God continues to carry out His plan to rescue sinful rebels as first proclaimed in Genesis 3:15. He is furthering His strategy of redemption by keeping His promises to Abraham. He has judged Egypt and freed the Israelites and has already made progress in making them a great nation with 600,000 men plus women and children. Now He must continue to reveal Himself to them, provide guidelines on how to relate to Him and each other, and give them the land designated for this nation that will be a blessing to all the families of the earth.

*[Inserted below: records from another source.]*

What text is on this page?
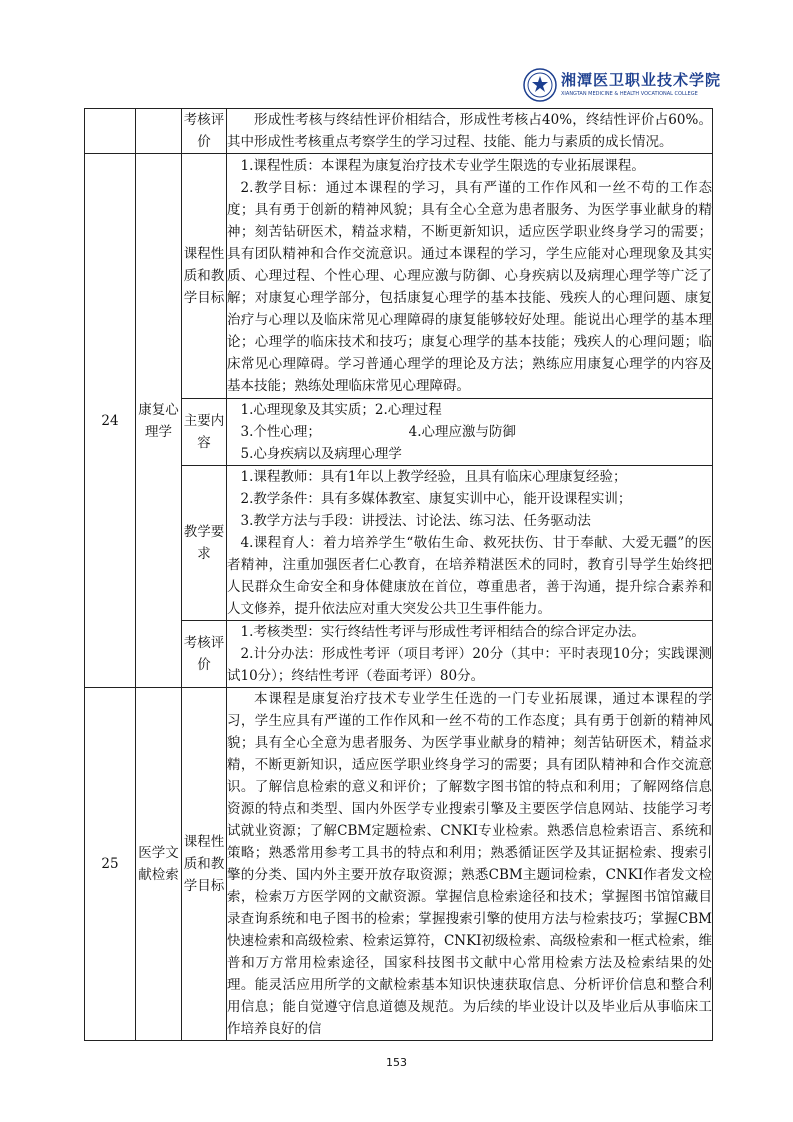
湘潭医卫职业技术学院
XIANGTAN MEDICINE & HEALTH VOCATIONAL COLLEGE
		考核评价	形成性考核与终结性评价相结合，形成性考核占40%，终结性评价占60%。其中形成性考核重点考察学生的学习过程、技能、能力与素质的成长情况。

24	康复心理学	课程性质和教学目标	1.课程性质：本课程为康复治疗技术专业学生限选的专业拓展课程。

2.教学目标：通过本课程的学习，具有严谨的工作作风和一丝不苟的工作态度；具有勇于创新的精神风貌；具有全心全意为患者服务、为医学事业献身的精神；刻苦钻研医术，精益求精，不断更新知识，适应医学职业终身学习的需要；具有团队精神和合作交流意识。通过本课程的学习，学生应能对心理现象及其实质、心理过程、个性心理、心理应激与防御、心身疾病以及病理心理学等广泛了解；对康复心理学部分，包括康复心理学的基本技能、残疾人的心理问题、康复治疗与心理以及临床常见心理障碍的康复能够较好处理。能说出心理学的基本理论；心理学的临床技术和技巧；康复心理学的基本技能；残疾人的心理问题；临床常见心理障碍。学习普通心理学的理论及方法；熟练应用康复心理学的内容及基本技能；熟练处理临床常见心理障碍。

		主要内容	1.心理现象及其实质；2.心理过程

3.个性心理；　　　　　　　4.心理应激与防御

5.心身疾病以及病理心理学

		教学要求	1.课程教师：具有1年以上教学经验，且具有临床心理康复经验；

2.教学条件：具有多媒体教室、康复实训中心，能开设课程实训；

3.教学方法与手段：讲授法、讨论法、练习法、任务驱动法

4.课程育人：着力培养学生“敬佑生命、救死扶伤、甘于奉献、大爱无疆”的医者精神，注重加强医者仁心教育，在培养精湛医术的同时，教育引导学生始终把人民群众生命安全和身体健康放在首位，尊重患者，善于沟通，提升综合素养和人文修养，提升依法应对重大突发公共卫生事件能力。

		考核评价	1.考核类型：实行终结性考评与形成性考评相结合的综合评定办法。

2.计分办法：形成性考评（项目考评）20分（其中：平时表现10分；实践课测试10分）；终结性考评（卷面考评）80分。

25	医学文献检索	课程性质和教学目标	本课程是康复治疗技术专业学生任选的一门专业拓展课，通过本课程的学习，学生应具有严谨的工作作风和一丝不苟的工作态度；具有勇于创新的精神风貌；具有全心全意为患者服务、为医学事业献身的精神；刻苦钻研医术，精益求精，不断更新知识，适应医学职业终身学习的需要；具有团队精神和合作交流意识。了解信息检索的意义和评价；了解数字图书馆的特点和利用；了解网络信息资源的特点和类型、国内外医学专业搜索引擎及主要医学信息网站、技能学习考试就业资源；了解CBM定题检索、CNKI专业检索。熟悉信息检索语言、系统和策略；熟悉常用参考工具书的特点和利用；熟悉循证医学及其证据检索、搜索引擎的分类、国内外主要开放存取资源；熟悉CBM主题词检索，CNKI作者发文检索，检索万方医学网的文献资源。掌握信息检索途径和技术；掌握图书馆馆藏目录查询系统和电子图书的检索；掌握搜索引擎的使用方法与检索技巧；掌握CBM快速检索和高级检索、检索运算符，CNKI初级检索、高级检索和一框式检索，维普和万方常用检索途径，国家科技图书文献中心常用检索方法及检索结果的处理。能灵活应用所学的文献检索基本知识快速获取信息、分析评价信息和整合利用信息；能自觉遵守信息道德及规范。为后续的毕业设计以及毕业后从事临床工作培养良好的信

153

Several years ago, when my kids and I finished playing Monopoly for the first time, at least one of them wanted to keep the Monopoly money to go shopping. I had to explain that while the paper bills had value while playing the game, they had no purchasing power in the real world. This reality went against my child’s wishful preconceived notion that they could buy toys with Monopoly money because they could buy properties around the gameboard. What they thought was valuable was utterly worthless.
When we look at Moses and the ten plagues as God revealing Himself to the Egyptians by showcasing His power over their gods, He shows them that the gods they worship are as useless as Monopoly money at our local Target. The LORD uses the plagues to reveal to us that He alone is worthy of our worship; this is the message He powerfully taught the Egyptians through these plagues. YHWH is alone worthy of worship because He is the only God with the power to redeem a people for Himself and safely guide them home (Exodus 15:11-13).
Exodus 15 is a song of deliverance that Moses and the people sang to the LORD after His mighty rescue of Israel through the Red Sea. However, two months after leaving the land of Egypt, the Israelites resorted to the very thing God demonstrated as useless, idols (Exodus 32 and 33). We would be wise not to follow their example, yet we are no different than they were, so we must humbly ask God to help us not to give in to this same temptation. I invite you to read and think about Psalm 24:1-6 and then pray those verses back to God. Ask God to reveal any idols in your life, give you the desire and strength to rid your life of those idols, and help keep you keep your life pure of idols.